Monday, August 10, 2009

Last night after I left you all...

Last night I decided to take a leap of faith and do something that I had mixed emotions about. Yes, I took the plunge and posted a photo of myself and my spouse (hubby) on my Facebook page. And not without some difficulty so I pleaded for help on my page and my eldest son’s ex-girlfriend, a doll of a person, actually called me and walked me through it, apparently I had been doing it right but I was just being a little too impatient on how long the upload actually took, it seemed like forever to me, ah old age how we change! Amazingly, after her call instantaneously it was there on the screen!

Now I do know what all of you are saying…big deal isn’t that what everyone does?

I suspect, yes, most do, do that, but my PIC was an older one of when I was looking the picture of health and it was only a little over four years ago; in my heart a lie. Hubby does still look the same though.

Unfortunately, if you looked at that picture and tried to find that woman in a crowd and I was in that crowd, you would walk right past me, and think that woman wasn’t there.

Sadly, I have gone down the tubes in my appearance so much so that I am so ashamed of that fact that I refuse to allow anyone to take a picture of me. I know that is silly and vain, but I am a woman who used to pride herself on keeping a healthy well groomed appearance. (PS I am still well groomed when I go out, but in a much larger way. LOL) I also have this horrified feeling that all those people who befriended me due to that appearance were so shallow that I no longer hear from them. (In reality it is me who no longer believes she belongs.) I do know that it is what is inside of you that counts and those people weren’t true friends anyway if they really thought that way. This sounds like high school, but unfortunately the reality is there are more people like who I mentioned than others who really want to know you for your heartfelt interests in others the world or whatever unselfishness you truly have in you. Self absorption seems to be rearing its ugly head tonight and for that I am sorry!

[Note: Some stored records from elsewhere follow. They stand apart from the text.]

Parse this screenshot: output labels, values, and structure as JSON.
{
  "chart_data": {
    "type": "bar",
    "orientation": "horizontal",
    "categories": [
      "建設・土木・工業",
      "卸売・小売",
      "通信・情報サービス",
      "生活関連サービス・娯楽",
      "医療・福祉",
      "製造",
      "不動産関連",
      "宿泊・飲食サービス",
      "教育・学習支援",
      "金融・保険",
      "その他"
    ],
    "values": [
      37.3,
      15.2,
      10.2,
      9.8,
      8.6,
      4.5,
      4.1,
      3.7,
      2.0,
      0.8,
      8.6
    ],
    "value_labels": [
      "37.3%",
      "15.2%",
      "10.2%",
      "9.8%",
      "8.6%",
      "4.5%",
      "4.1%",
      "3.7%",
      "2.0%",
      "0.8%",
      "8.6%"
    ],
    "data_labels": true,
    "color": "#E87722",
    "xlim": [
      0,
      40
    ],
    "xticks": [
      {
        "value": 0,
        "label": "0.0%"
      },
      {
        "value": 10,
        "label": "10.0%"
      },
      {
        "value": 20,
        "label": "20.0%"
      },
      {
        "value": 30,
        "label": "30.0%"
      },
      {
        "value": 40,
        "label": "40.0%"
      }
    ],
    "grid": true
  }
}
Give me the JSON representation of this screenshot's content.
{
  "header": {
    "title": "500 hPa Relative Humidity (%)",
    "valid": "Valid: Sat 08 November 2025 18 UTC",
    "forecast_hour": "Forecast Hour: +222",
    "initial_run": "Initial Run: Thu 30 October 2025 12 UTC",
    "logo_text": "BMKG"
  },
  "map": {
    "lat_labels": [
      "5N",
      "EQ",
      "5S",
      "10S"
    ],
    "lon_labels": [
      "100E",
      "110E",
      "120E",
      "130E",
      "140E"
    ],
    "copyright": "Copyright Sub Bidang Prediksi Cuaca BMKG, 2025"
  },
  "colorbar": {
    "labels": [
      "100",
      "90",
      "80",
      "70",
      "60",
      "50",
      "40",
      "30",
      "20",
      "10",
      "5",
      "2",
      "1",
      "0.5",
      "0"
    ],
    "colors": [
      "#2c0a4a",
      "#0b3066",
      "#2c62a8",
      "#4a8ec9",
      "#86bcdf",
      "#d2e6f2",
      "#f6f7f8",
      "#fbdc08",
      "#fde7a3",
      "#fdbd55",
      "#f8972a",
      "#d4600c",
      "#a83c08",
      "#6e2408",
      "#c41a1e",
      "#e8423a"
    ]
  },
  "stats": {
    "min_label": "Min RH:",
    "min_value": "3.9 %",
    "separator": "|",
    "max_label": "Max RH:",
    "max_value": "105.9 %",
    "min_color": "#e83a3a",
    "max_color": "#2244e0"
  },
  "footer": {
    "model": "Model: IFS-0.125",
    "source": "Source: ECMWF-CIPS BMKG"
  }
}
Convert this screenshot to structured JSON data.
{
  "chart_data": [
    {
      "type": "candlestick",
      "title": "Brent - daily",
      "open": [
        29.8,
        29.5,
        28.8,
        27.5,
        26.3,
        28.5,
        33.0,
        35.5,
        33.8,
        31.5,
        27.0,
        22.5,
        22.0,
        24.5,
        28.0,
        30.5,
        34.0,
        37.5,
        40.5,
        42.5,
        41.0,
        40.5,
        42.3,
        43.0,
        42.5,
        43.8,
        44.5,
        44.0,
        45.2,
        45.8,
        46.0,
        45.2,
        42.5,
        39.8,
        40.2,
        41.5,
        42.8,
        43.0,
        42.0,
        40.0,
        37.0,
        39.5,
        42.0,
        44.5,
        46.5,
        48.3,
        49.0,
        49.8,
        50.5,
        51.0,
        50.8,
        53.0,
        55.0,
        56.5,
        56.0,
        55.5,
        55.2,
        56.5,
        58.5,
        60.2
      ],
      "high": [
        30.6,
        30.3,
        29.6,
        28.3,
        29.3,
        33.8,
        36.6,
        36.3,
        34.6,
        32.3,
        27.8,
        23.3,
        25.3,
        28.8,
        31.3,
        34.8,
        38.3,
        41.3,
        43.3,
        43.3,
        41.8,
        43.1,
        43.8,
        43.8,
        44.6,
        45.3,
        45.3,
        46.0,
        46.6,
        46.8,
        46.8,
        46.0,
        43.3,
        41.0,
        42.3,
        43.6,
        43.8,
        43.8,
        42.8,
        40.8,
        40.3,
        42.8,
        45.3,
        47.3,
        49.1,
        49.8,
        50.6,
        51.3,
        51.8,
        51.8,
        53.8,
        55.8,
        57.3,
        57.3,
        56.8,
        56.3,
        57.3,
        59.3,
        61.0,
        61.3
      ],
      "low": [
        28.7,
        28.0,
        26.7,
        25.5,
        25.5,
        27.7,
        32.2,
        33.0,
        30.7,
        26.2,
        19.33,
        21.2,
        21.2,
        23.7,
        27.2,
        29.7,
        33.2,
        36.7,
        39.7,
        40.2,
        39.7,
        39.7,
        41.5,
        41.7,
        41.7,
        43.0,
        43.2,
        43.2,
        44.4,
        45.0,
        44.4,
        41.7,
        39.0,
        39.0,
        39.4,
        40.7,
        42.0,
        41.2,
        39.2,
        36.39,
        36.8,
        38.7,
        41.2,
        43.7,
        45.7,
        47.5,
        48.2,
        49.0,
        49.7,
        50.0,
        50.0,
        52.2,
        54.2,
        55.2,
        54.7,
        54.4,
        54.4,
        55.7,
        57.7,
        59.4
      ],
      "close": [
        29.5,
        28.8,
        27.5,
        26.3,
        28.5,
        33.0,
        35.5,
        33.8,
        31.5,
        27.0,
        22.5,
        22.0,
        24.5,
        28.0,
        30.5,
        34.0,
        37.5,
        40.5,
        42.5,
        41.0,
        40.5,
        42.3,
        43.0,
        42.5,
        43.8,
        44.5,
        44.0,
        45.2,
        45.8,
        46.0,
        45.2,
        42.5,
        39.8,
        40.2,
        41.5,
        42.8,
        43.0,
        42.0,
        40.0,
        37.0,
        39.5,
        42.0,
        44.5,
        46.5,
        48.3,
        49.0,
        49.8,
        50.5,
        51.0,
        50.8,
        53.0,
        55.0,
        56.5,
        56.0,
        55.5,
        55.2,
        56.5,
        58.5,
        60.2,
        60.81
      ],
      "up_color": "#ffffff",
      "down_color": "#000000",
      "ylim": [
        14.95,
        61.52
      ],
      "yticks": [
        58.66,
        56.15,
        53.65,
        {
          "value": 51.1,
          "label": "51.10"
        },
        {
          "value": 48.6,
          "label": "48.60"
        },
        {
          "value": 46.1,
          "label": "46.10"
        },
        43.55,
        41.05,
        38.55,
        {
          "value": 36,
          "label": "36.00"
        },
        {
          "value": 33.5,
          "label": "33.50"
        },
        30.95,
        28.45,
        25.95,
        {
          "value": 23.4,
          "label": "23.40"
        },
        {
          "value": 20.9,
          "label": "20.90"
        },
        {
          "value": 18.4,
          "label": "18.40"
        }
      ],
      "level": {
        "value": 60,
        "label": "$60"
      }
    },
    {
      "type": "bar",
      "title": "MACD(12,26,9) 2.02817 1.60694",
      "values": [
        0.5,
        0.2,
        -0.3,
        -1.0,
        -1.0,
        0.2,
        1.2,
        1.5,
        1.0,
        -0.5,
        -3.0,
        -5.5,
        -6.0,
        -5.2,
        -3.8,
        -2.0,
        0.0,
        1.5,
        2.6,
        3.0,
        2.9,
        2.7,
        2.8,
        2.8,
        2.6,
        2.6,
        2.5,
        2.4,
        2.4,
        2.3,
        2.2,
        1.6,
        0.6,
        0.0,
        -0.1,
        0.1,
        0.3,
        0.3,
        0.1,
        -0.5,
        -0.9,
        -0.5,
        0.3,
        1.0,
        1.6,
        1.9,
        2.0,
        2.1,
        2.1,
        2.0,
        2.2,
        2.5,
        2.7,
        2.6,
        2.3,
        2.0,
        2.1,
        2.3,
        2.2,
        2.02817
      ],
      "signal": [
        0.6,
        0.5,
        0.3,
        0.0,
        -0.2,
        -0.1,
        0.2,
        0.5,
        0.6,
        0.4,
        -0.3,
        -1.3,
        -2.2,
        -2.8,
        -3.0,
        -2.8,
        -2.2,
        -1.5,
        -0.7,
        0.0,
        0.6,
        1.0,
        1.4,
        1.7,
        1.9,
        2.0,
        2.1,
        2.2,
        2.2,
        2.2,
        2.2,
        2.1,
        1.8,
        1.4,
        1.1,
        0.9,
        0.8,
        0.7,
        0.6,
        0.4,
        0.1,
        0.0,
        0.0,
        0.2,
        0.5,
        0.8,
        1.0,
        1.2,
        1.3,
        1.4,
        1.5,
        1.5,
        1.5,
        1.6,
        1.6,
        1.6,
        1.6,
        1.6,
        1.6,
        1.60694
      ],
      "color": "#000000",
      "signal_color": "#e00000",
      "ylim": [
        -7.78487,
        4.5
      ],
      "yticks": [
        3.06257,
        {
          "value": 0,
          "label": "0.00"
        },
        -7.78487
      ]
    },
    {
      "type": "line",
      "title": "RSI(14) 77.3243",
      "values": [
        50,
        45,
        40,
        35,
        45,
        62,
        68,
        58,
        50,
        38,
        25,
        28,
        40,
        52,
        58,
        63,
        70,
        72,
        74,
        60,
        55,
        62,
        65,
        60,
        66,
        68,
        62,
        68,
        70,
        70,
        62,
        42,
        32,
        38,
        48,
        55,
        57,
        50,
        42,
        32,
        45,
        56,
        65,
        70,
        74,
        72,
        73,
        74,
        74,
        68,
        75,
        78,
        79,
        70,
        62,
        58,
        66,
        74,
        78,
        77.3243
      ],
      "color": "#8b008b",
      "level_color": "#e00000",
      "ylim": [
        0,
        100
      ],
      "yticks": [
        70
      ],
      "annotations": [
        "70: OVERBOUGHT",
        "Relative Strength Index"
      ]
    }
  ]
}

I did receive a reaction to the photo from one old chum the younger brother to my one person who admits she reads this Blog.
I felt I had to explain the photo when he rightfully mistaken that I had held up well over the years…horrors! I felt like the fraud I portrayed in that falsified outdated remnant of my better past. So I explained with TMI (too much information) as the usual me has a habit of doing way too often, and now I have mixed emotions about apologizing for that too, I better let that go…

We are receiving a deluge again tonight; hubby enjoys the no need for watering manually affects the rain has.

On that note of replenishment I will bid you all a good night and to all be safe, and count those blessings and I will too!